In this article, there is some discussion about the various efforts of the DOJ to address bad, or anti competitive business practices in the medical arena. One such example is the Texas case listed below.
The Texas case revolved around contracts United Regional offered to insurers starting in 1998, according to the complaint and settlement agreement filed in U.S. District Court on Feb. 25 by the Justice Department and Texas attorney general’s office. The contracts offered insurers steep discounts, but only if they agreed not to contract with other hospitals or outpatient facilities in the area.
At the time, 369-bed United Regional was the only hospital in Wichita Falls, population 100,000. But a group of doctors was working to build a far smaller rival facility, said surgeon Jerry Myers, who led the effort and is now chief executive of the 41-bed Kell West Regional Hospital.
If insurers signed with a rival medical center, the discounts would be dropped and they would have to pay close to full charges.
Such pricing practices aren’t “just about charging higher prices generally, it’s strategically charging prices in a way specifically designed to keep out competition,” said Tim L. Greaney, an antitrust expert and director of the Center for Health Law Studies at St. Louis University.
Within three months of Kell’s opening, United Regional had signed the now-disputed contracts with five health insurers and by 2010 had eight insurers, according to the federal lawsuit. The only insurer in the region that didn’t sign was the largest, Blue Cross Blue Shield of Texas.
Even with the discounts offered to insurers, United Regional became expensive, the complaint alleges. An analysis by a major insurer cited in court documents concluded that payments from insurers for hospital care at United Regional were at least 50 percent higher than average amounts paid in seven other comparable Texas cities. For services offered at both United and Kell, the big hospital’s average per-day rate for care was 70 percent higher.
The hospital disagrees with the way the Justice Department applied the law. “We believe then and now that these contracts were appropriate and legal,” United Regional chief executive Phyllis Cowling said.
Cowling also disputes the department’s cost findings. “We are paid a little bit more by insurers, but I know it’s not 70 percent,” she said. “It’s probably some 10 percent or 15 percent more, based on our numbers.”

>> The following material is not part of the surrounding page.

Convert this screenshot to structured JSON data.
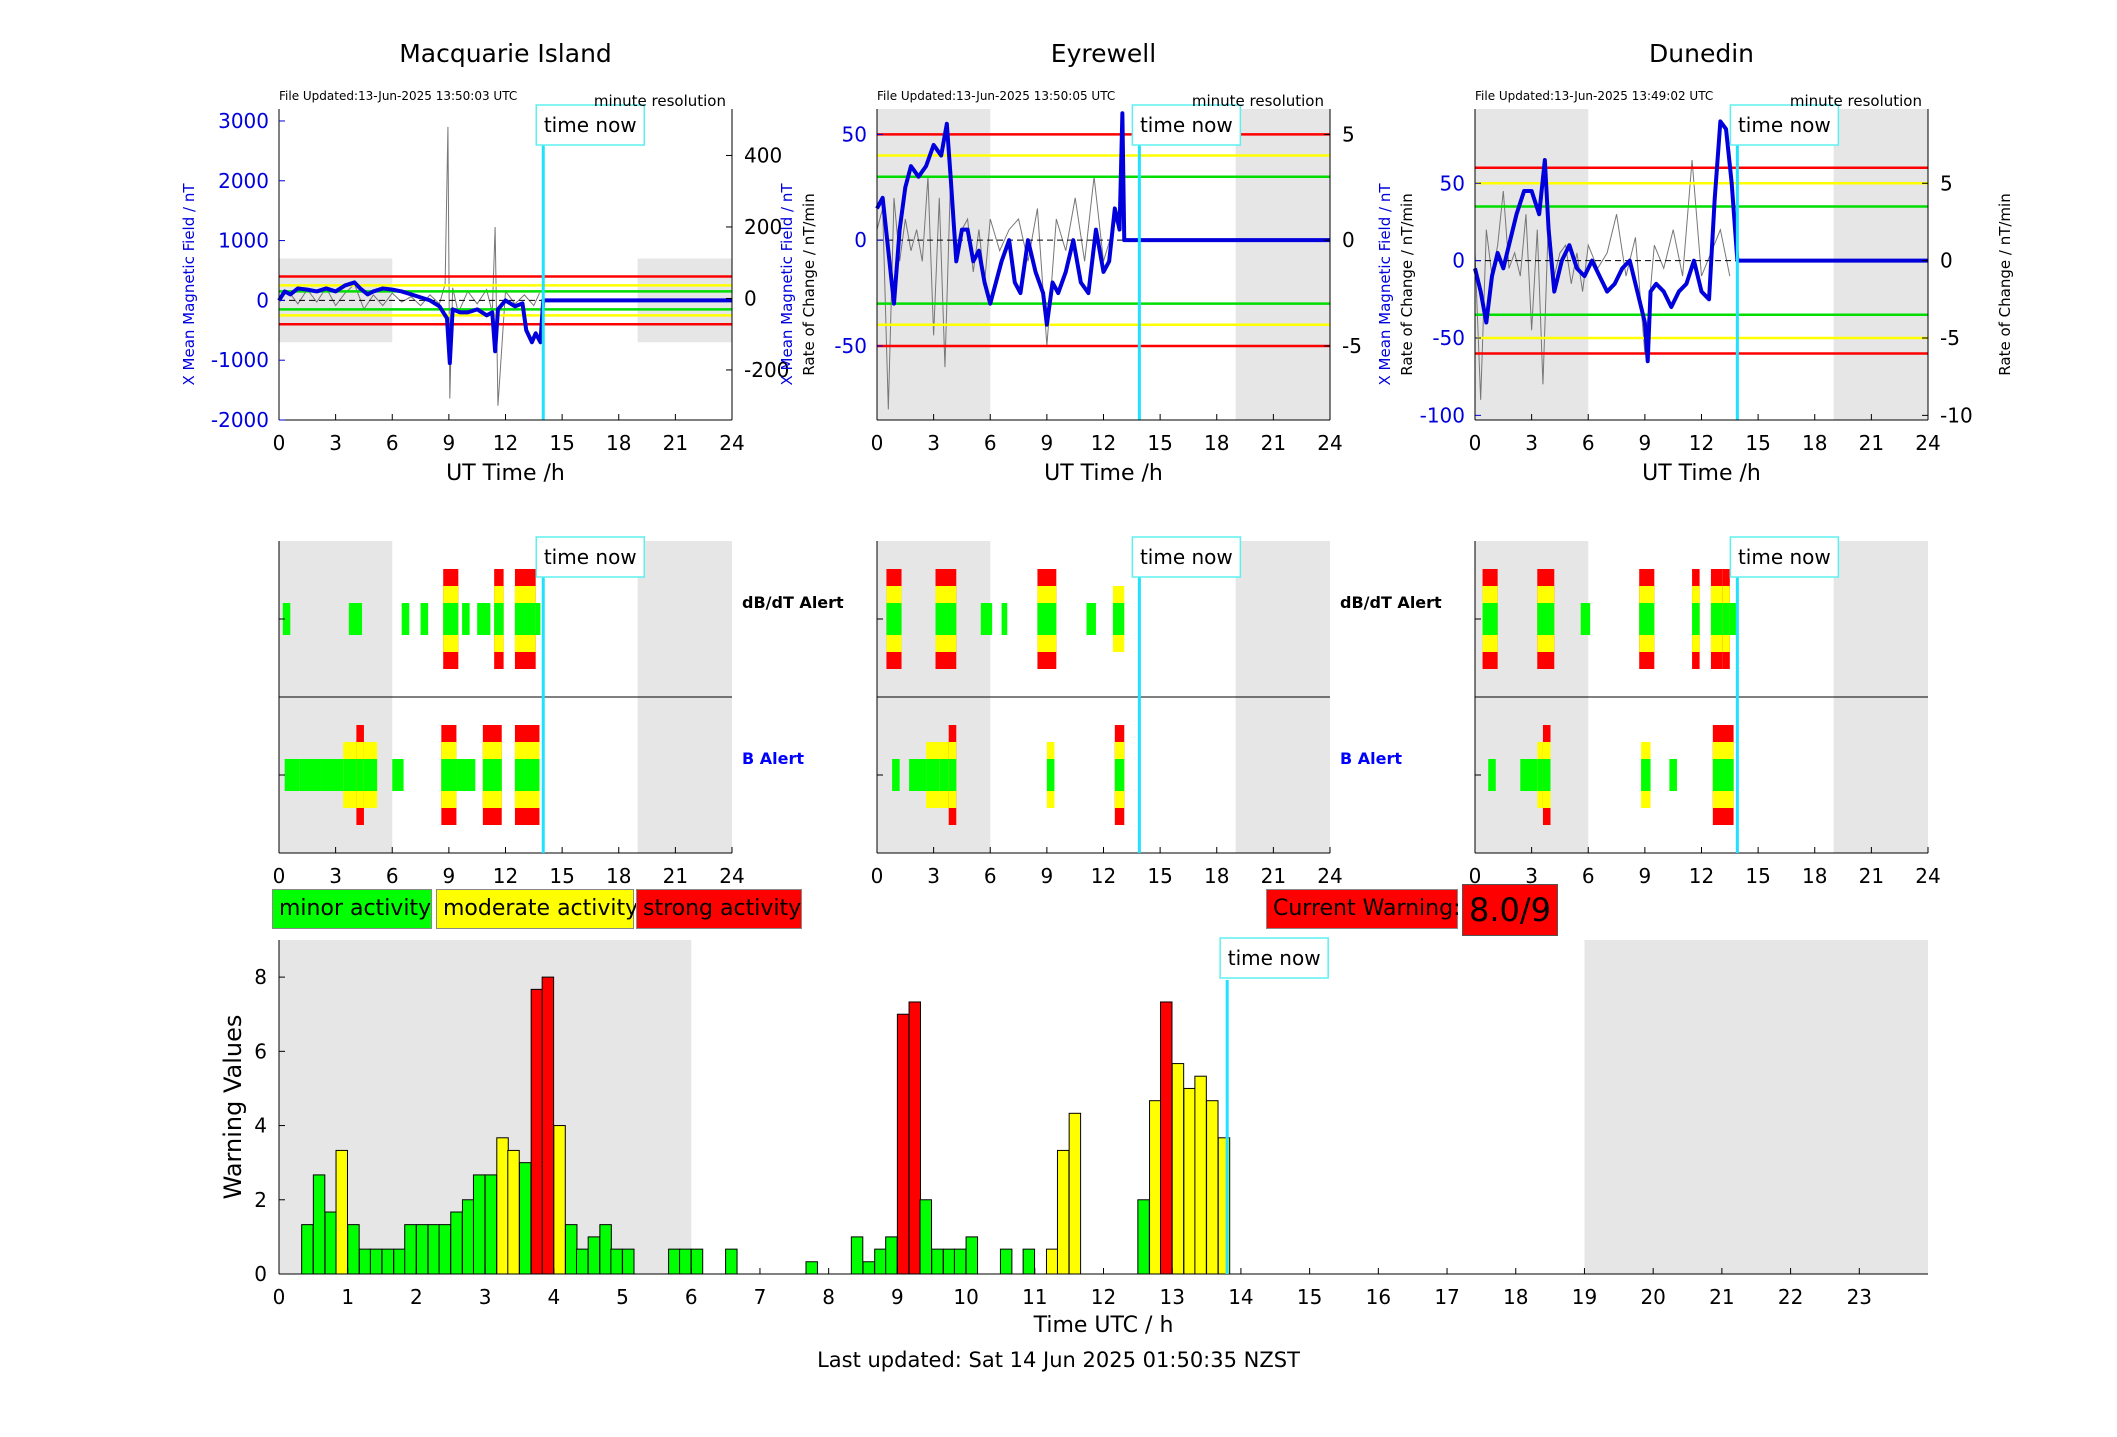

The hospital is under orders to remove the exclusionary contract provisions. It will continue to honor the deeper discounts offered to its insurers, even if they sign deals with Kell, Cowling said.
Now, what will be really interesting is to see how the DOJ adapts when the newer ACO constructs begin to become operational. One quite serious concern among many healthcare executives centers around the joining of practices into giant ACO organizations, and whether or not this will be considered anti-competitive practice. The DOJ is apparently under instructions to be more lenient with ACO's, but how lenient may remain a mystery at the moment.